Dalam dunia sastra, juga seni pada umumnya, kreativitas merupakan pertaruhan yang penting. Seorang pengarang akan dihargai karena kreativitasnya. Karena itu, para pengarang biasanya sangat khawatir jika mereka mulai kehilangan daya kreatifnya. Mereka mulai merasa terkekang dalam kebiasaan atau pola yang sudah ada dalam berkarya. Namun, upaya keluar dari kebiasaan itu tidaklah mudah jika daya kreatif sudah mulai tumpul. Dalam situasi seperti itu, seringkali dikatakan bahwa si pengarang mulai kehilangan gaya pribadinya, dia tidak mampu lagi menciptakan keunikan gayanya sendiri sehingga cenderung terbawa saja dalam gaya yang umum yang sudah terpola (konvensi) dalam kehidupan sastra pada zamannya. Tidak ada kebaruan apa-apa lagi yang dapat ditawarkan. Jika sudah begini, sesungguhnya malapetaka sudah menimpa kehidupan sastra/seni. Dalam konteks inilah kita perlu memahami teori stilistika.
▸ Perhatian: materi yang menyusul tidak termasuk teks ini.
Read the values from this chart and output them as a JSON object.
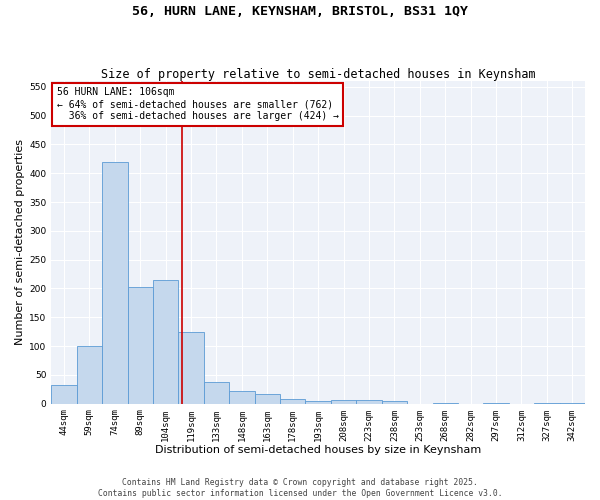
{
  "title_line1": "56, HURN LANE, KEYNSHAM, BRISTOL, BS31 1QY",
  "title_line2": "Size of property relative to semi-detached houses in Keynsham",
  "xlabel": "Distribution of semi-detached houses by size in Keynsham",
  "ylabel": "Number of semi-detached properties",
  "categories": [
    "44sqm",
    "59sqm",
    "74sqm",
    "89sqm",
    "104sqm",
    "119sqm",
    "133sqm",
    "148sqm",
    "163sqm",
    "178sqm",
    "193sqm",
    "208sqm",
    "223sqm",
    "238sqm",
    "253sqm",
    "268sqm",
    "282sqm",
    "297sqm",
    "312sqm",
    "327sqm",
    "342sqm"
  ],
  "values": [
    33,
    100,
    420,
    203,
    215,
    125,
    38,
    22,
    17,
    9,
    5,
    7,
    7,
    5,
    0,
    2,
    0,
    2,
    0,
    2,
    2
  ],
  "bar_color": "#c5d8ed",
  "bar_edge_color": "#5b9bd5",
  "vline_x": 4.65,
  "vline_color": "#cc0000",
  "annotation_line1": "56 HURN LANE: 106sqm",
  "annotation_line2": "← 64% of semi-detached houses are smaller (762)",
  "annotation_line3": "  36% of semi-detached houses are larger (424) →",
  "annotation_edge_color": "#cc0000",
  "ylim": [
    0,
    560
  ],
  "yticks": [
    0,
    50,
    100,
    150,
    200,
    250,
    300,
    350,
    400,
    450,
    500,
    550
  ],
  "bg_color": "#eef2f9",
  "footer_text": "Contains HM Land Registry data © Crown copyright and database right 2025.\nContains public sector information licensed under the Open Government Licence v3.0.",
  "title_fontsize": 9.5,
  "subtitle_fontsize": 8.5,
  "axis_label_fontsize": 8,
  "tick_fontsize": 6.5,
  "annotation_fontsize": 7,
  "footer_fontsize": 5.8
}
Sebagai suatu kajian atas fenomena gaya dalam karya sastra, stilistika bertujuan untuk mendeskripsikan perangkat estetis yang digunakan oleh suatu karya sastra sehingga kita bisa sampai pada penafsiran makna dan penilaian efek estetisnya. Dalam tulisan ini, saya mencoba memberikan contoh penerapan teori stilistika itu untuk menafsir dan menilai sebuah puisi. Karya yang saya pilihkan adalah puisi yang cukup klasik karya WS Rendra yang berjudul “Serenada Hijau”. Puisi ini merupakan salah satu puisi awal Rendra yang dimuat dalam kumpulan puisi Empat Kumpulan Sajak (1961). Untuk itu, silakan perhatikan dulu perangkat/peralatan estetis yang dapat saya temukan dalam puisi itu dan kemudian saya coba gambarkan secara ringkas dalam bagan di bawah ini.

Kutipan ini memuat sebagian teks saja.